La démarche tranche avec les représentations souvent lisses et uniformisées de la maternité dans les médias. Ici, aucun filtre, aucune mise en scène artificielle : juste deux instants de vie, séparés par l’expérience fondatrice d’avoir mis un enfant au monde.
« Joie, douleur, épuisement et amour » : ce que disent les visages
La formule choisie pour résumer le projet est à elle seule un programme : « joie, douleur, épuisement et amour ». Ces quatre mots condensent ce que les participantes ont voulu transmettre à travers leurs portraits.

Les visages photographiés après la maternité portent des traces visibles : des traits parfois tirés, un regard modifié, une présence différente. Mais ils témoignent aussi d’une intensité nouvelle, difficile à qualifier d’un seul mot.
Ce que le projet révèle, c’est que la maternité ne se résume pas à une expérience uniforme. Chaque visage raconte une histoire singulière, et c’est précisément cette diversité qui donne au projet sa force documentaire.
Pourquoi ce projet fait écho
La maternité reste une expérience souvent idéalisée dans les représentations médiatiques, au détriment de sa complexité réelle.

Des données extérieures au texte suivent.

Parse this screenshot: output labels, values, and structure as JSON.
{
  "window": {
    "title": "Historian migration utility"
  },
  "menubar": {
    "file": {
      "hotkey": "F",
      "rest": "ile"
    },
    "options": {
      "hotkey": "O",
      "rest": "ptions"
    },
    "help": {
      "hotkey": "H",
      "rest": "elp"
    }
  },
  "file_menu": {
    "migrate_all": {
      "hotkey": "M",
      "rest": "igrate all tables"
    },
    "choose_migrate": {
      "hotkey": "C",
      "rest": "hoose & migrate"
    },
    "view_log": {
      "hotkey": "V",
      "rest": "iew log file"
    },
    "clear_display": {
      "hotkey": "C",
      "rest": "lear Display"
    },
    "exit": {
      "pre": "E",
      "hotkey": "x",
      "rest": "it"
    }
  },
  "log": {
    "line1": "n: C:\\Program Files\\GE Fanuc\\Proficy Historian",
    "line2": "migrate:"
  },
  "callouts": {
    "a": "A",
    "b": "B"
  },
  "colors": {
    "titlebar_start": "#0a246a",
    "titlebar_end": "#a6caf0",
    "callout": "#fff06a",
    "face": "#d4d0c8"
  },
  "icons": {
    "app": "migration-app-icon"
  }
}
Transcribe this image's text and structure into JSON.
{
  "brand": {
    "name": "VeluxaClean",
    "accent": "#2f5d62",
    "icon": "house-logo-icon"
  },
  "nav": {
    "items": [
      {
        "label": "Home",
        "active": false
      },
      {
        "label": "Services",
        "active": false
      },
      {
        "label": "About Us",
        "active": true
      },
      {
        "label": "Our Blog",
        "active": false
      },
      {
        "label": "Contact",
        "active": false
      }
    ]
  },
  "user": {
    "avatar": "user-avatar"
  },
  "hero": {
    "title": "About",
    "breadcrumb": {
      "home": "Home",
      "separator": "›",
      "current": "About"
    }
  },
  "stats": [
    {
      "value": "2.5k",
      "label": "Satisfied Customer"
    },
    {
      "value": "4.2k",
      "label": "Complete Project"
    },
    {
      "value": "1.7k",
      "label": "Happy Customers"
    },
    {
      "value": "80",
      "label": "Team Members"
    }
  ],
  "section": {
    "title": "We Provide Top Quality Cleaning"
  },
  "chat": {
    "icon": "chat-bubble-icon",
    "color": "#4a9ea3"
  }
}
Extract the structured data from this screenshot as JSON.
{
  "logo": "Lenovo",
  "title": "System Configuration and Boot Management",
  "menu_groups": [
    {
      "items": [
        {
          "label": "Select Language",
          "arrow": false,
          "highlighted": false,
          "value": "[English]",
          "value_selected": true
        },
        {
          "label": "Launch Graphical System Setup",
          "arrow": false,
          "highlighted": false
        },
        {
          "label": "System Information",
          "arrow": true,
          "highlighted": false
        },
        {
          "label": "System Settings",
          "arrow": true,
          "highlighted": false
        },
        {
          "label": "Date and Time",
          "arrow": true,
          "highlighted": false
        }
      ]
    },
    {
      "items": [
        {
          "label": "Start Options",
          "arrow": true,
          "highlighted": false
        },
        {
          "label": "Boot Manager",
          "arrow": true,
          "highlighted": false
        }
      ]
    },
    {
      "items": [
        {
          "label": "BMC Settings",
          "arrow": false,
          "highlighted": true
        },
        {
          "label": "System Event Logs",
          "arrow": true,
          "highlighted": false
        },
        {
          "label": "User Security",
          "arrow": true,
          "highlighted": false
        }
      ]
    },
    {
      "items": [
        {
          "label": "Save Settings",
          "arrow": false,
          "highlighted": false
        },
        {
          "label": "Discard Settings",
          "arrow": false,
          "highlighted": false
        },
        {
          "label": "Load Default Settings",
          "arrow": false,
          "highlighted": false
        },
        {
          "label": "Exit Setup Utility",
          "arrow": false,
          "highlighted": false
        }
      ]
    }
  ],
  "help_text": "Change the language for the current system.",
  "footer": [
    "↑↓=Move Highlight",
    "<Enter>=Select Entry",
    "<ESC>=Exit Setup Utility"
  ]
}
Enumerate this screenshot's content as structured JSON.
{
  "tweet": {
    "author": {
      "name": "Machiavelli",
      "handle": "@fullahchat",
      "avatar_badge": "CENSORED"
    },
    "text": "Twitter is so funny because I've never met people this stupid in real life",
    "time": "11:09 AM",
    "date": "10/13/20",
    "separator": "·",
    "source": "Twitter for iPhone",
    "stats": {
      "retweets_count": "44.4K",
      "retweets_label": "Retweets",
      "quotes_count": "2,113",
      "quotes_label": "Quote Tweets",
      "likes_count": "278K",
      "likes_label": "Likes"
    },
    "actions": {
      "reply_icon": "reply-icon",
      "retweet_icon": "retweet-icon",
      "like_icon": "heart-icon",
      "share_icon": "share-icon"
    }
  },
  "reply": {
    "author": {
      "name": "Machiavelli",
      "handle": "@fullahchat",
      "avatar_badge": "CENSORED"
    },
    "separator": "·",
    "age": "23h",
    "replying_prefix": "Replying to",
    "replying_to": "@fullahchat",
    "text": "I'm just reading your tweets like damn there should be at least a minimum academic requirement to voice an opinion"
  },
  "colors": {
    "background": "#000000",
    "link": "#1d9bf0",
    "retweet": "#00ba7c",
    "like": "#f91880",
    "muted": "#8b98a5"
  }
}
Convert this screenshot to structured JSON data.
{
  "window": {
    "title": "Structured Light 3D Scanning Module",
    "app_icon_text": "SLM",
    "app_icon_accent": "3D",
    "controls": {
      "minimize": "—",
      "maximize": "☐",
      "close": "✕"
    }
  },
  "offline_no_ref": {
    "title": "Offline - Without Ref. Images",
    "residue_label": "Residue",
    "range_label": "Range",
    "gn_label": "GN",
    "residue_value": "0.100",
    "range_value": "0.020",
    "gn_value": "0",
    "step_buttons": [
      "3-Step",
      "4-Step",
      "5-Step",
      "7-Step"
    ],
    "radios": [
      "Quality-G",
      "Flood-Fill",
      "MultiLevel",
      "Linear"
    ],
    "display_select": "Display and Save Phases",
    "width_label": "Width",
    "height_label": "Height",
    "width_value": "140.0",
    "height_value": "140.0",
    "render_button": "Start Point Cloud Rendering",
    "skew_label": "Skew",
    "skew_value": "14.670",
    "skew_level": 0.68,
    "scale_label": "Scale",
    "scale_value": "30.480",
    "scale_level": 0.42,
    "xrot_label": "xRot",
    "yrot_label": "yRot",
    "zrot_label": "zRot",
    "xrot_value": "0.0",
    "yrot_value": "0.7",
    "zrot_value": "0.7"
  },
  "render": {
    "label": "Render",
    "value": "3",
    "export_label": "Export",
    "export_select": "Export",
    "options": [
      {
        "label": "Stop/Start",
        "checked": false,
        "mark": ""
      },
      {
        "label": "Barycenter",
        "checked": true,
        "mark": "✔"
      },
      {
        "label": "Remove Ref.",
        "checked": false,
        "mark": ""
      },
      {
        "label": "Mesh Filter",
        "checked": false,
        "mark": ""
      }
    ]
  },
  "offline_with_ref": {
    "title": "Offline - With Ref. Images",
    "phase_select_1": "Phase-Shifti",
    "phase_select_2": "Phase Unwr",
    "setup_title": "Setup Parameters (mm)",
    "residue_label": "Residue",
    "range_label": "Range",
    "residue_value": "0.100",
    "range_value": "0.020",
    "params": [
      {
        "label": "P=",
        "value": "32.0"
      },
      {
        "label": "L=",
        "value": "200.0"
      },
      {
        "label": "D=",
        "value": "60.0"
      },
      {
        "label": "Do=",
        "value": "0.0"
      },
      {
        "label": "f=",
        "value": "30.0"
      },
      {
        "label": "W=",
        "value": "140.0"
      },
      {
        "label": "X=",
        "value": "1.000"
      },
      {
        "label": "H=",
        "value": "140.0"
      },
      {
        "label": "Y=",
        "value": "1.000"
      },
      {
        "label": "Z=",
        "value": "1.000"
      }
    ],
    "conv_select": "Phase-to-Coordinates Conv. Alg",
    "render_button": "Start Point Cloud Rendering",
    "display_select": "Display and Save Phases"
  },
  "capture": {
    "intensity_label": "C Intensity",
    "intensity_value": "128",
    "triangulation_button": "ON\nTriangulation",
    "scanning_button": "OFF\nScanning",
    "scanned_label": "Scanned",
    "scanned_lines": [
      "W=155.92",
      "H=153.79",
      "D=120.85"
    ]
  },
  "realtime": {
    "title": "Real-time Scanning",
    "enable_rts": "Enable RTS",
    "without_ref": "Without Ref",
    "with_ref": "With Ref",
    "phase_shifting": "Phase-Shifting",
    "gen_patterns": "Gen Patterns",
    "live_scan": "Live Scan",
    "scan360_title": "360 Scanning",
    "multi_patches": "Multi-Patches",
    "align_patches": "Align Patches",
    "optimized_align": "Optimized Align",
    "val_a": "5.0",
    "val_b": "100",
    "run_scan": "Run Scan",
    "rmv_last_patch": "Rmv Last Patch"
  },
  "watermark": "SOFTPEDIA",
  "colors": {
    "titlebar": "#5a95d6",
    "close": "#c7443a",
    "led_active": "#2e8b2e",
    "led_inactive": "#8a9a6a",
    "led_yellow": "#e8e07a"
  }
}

Des projets documentaires comme celui-ci participent à un mouvement plus large visant à montrer la maternité dans toute sa vérité, y compris ses aspects les plus difficiles. Ils s’inscrivent dans un contexte où la parole des mères sur leur vécu émotionnel et physique prend de plus en plus de place dans le débat public.
La maternité comme expérience physique et émotionnelle totale
Au-delà de l’aspect esthétique, le projet soulève une question de fond : dans quelle mesure la maternité transforme-t-elle une femme dans sa globalité, corps et esprit confondus ?

Les portraits côte à côte — avant et après — rendent cette transformation visible et tangible. Ce qui relevait de l’intime devient soudain partageable, reconnaissable, universel.